Wyoming's deep Hilliard shale in evaluation

July 11, 2006
Gasco Energy Inc., Englewood, Colo., farmed out an interest in its Daniel Anticline Prospect in the northern Green River basin to private Dallas independent Hunt Petroleum Corp.

By OGJ editors
HOUSTON, July 11 -- Gasco Energy Inc., Englewood, Colo., farmed out an interest in its Daniel Anticline Prospect in the northern Green River basin to private Dallas independent Hunt Petroleum Corp.

Gasco as operator obtained a drilling permit for a 16,500-ft exploratory test, the Cottonwood Ranch 24-21, in Sublette County to test overpressured tight gas sands in the Cretaceous Lance, Mesaverde, Ericson, Rock Springs, and Hilliard shale formations. Completed well cost is estimated at $8 million.
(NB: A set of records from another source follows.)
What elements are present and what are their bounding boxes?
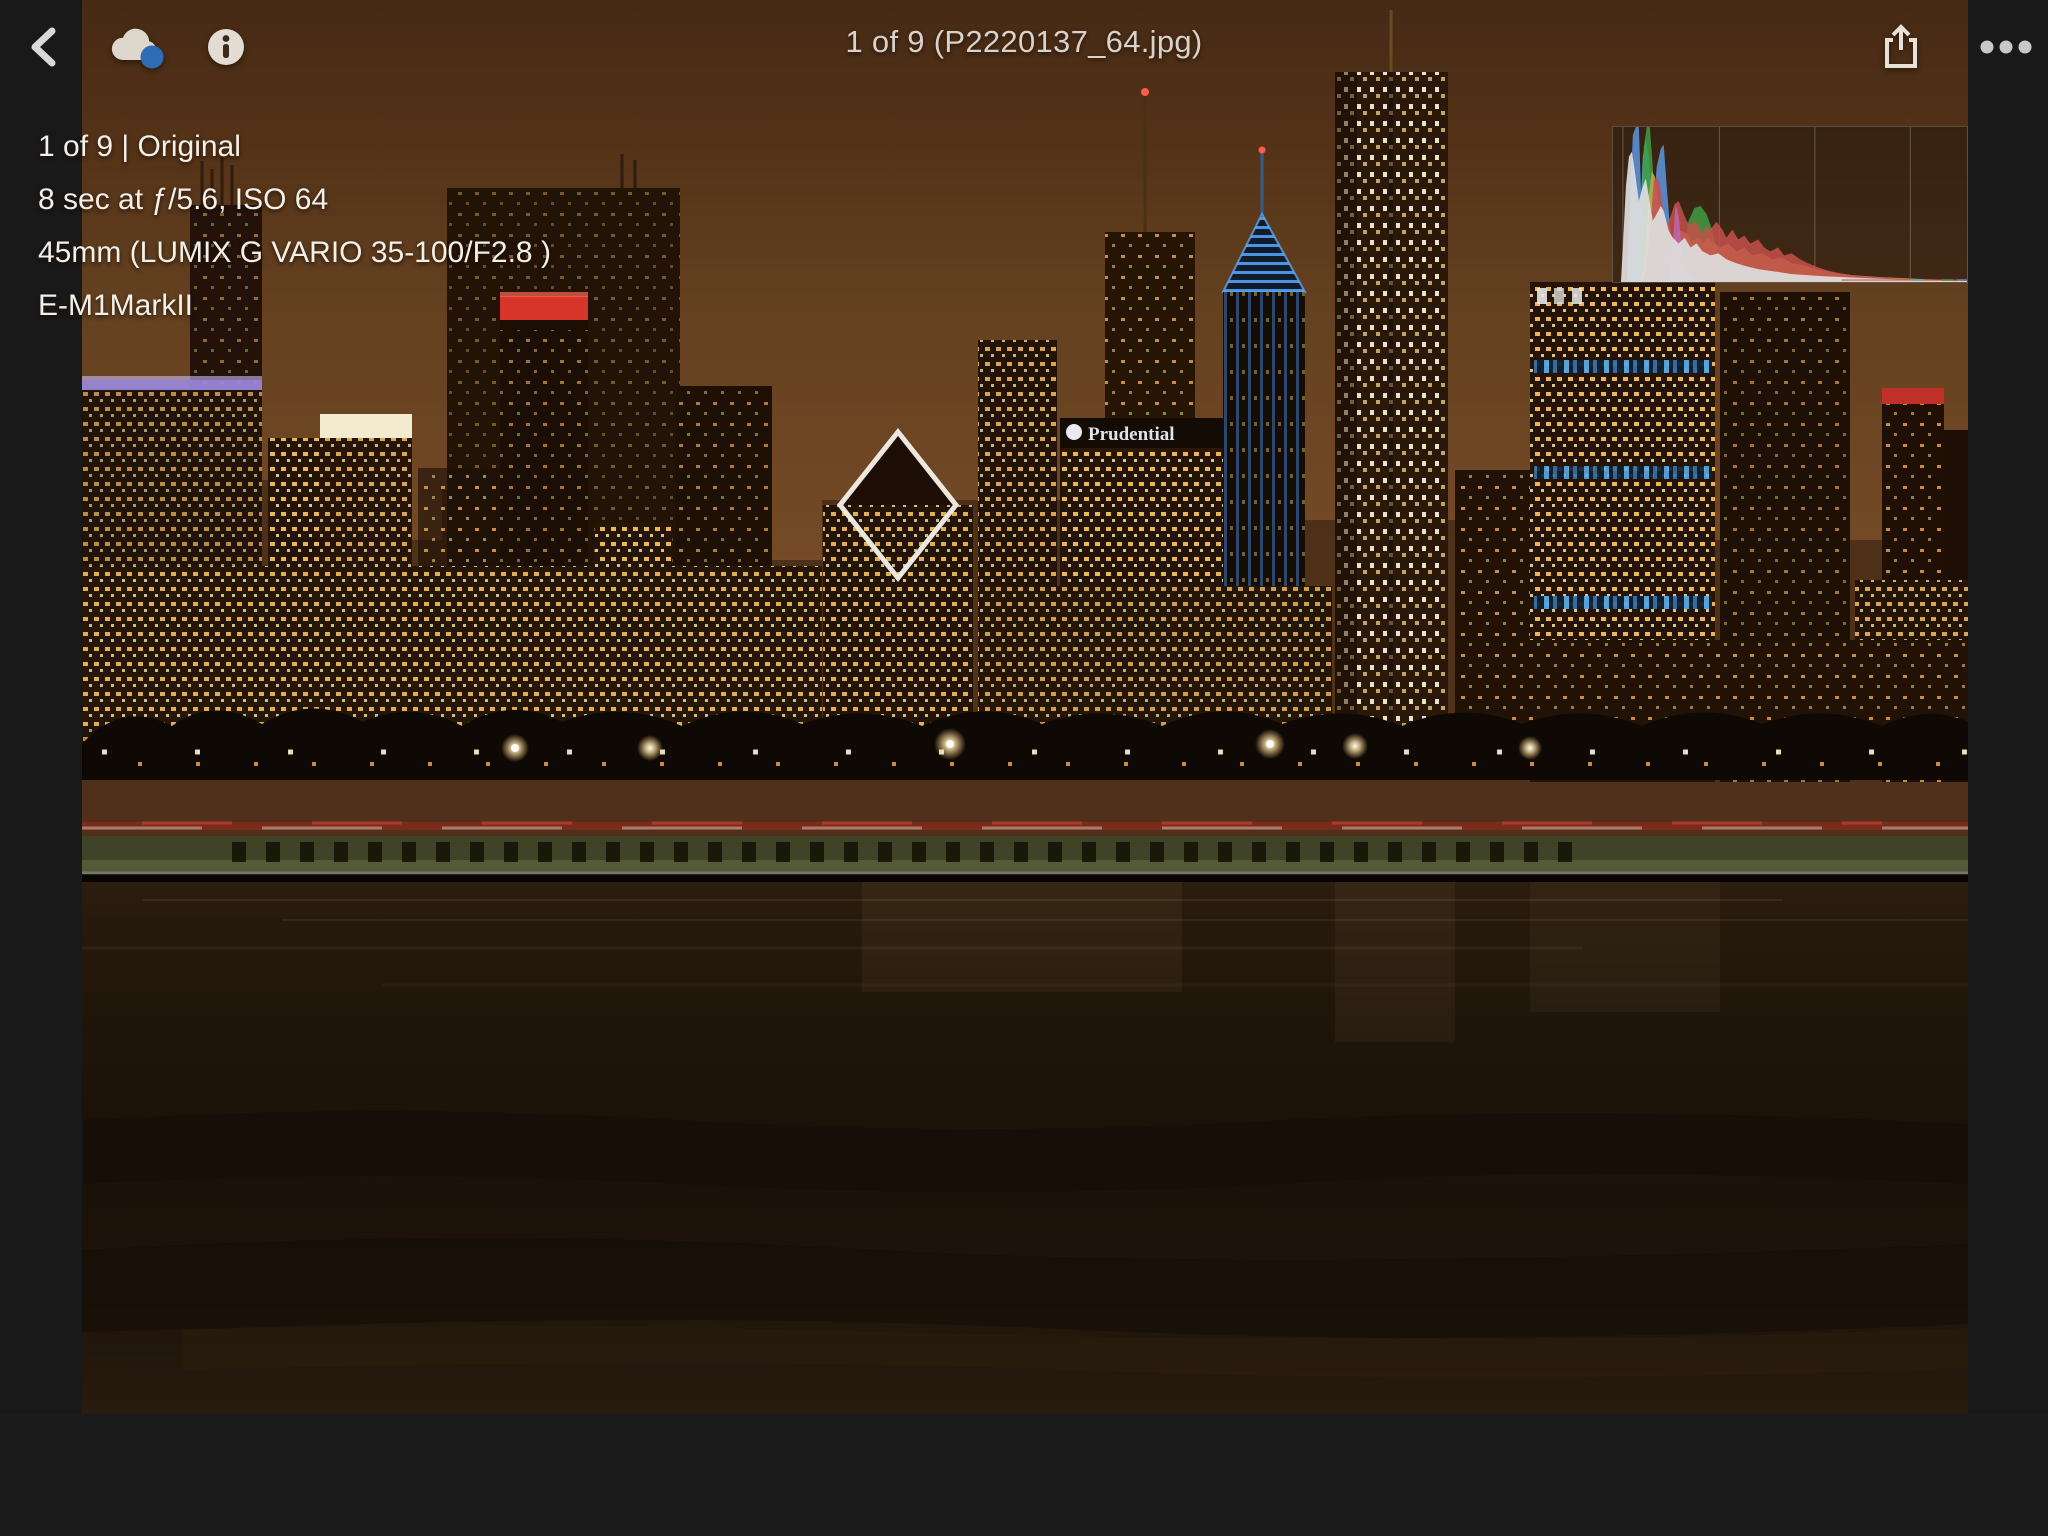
metadata-camera-line: E-M1MarkII (38, 279, 551, 332)
metadata-index-line: 1 of 9 | Original (38, 120, 551, 173)
building-aon-center (1335, 10, 1448, 772)
back-button[interactable] (22, 26, 64, 68)
sync-status-dot (141, 46, 164, 69)
info-circle-icon (206, 27, 246, 67)
water (82, 882, 1968, 1414)
chevron-left-icon (28, 27, 58, 67)
ellipsis-horizontal-icon (1979, 39, 2033, 55)
share-button[interactable] (1876, 22, 1926, 72)
metadata-lens-line: 45mm (LUMIX G VARIO 35-100/F2.8 ) (38, 226, 551, 279)
lightroom-app: Prudential (0, 0, 2048, 1536)
histogram-panel[interactable] (1612, 126, 1968, 283)
histogram-channels (1621, 127, 1967, 282)
bottom-toolbar: Filmstrip Crop (0, 1414, 2048, 1536)
right-rail (1968, 0, 2048, 1414)
cloud-sync-button[interactable] (108, 22, 168, 72)
metadata-exposure-line: 8 sec at ƒ/5.6, ISO 64 (38, 173, 551, 226)
share-icon (1879, 23, 1923, 71)
traffic-light-trails (82, 822, 1968, 830)
histogram-chart (1613, 127, 1967, 282)
metadata-overlay: 1 of 9 | Original 8 sec at ƒ/5.6, ISO 64… (38, 120, 551, 332)
prudential-sign-text: Prudential (1088, 424, 1175, 445)
park-strip (82, 836, 1968, 874)
more-options-button[interactable] (1978, 28, 2034, 66)
info-button[interactable] (204, 25, 248, 69)
cloud-sync-icon (109, 24, 167, 70)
Gasco is seeking a rig and is guardedly optimistic it will spud the well in 2006. Hunt Petroleum will earn as much as a 50% interest in the prospect.

The 3D-defined Cottonwood Ranch 24-21 will be a 1-mile offset to the Grindstone Butte 41-16, drilled by Burlington Resources Inc. in late 2001. It tested 3.2 MMcfd of gas from Erickson at 11,500 ft. It is also near a well that produced gas from the Lower Lance.

Gasco controls 39,000 net acres in the area.

The drill site also is 12 miles west of the north end of giant Pinedale Anticline field, where the Questar Corp. 15-29 Stewart Point well went to TD 19,520 ft in 2005 and had gas shows in the Rock Springs and Hilliard formations (OGJ Online, Sept. 9, 2005).

After applying a three-stage frac to 900 ft of Hilliard at 18,500-19,400 ft, Questar gauged sweet, dry gas at the calculated rate of 10.7 MMcfd in 32 hr and encountered severe wellbore plugging by chunks of shale, proppant, and frac plugs and shut-in pressures as high as 13,500 psi.

This appears to have been industry's first attempt to frac and produce from shale at these depths and pressures, Questar said.

After a winter break, the company was reentering the well earlier this year to retest the Hilliard and later evaluate Rock Springs intervals at 16,000-18,000 ft.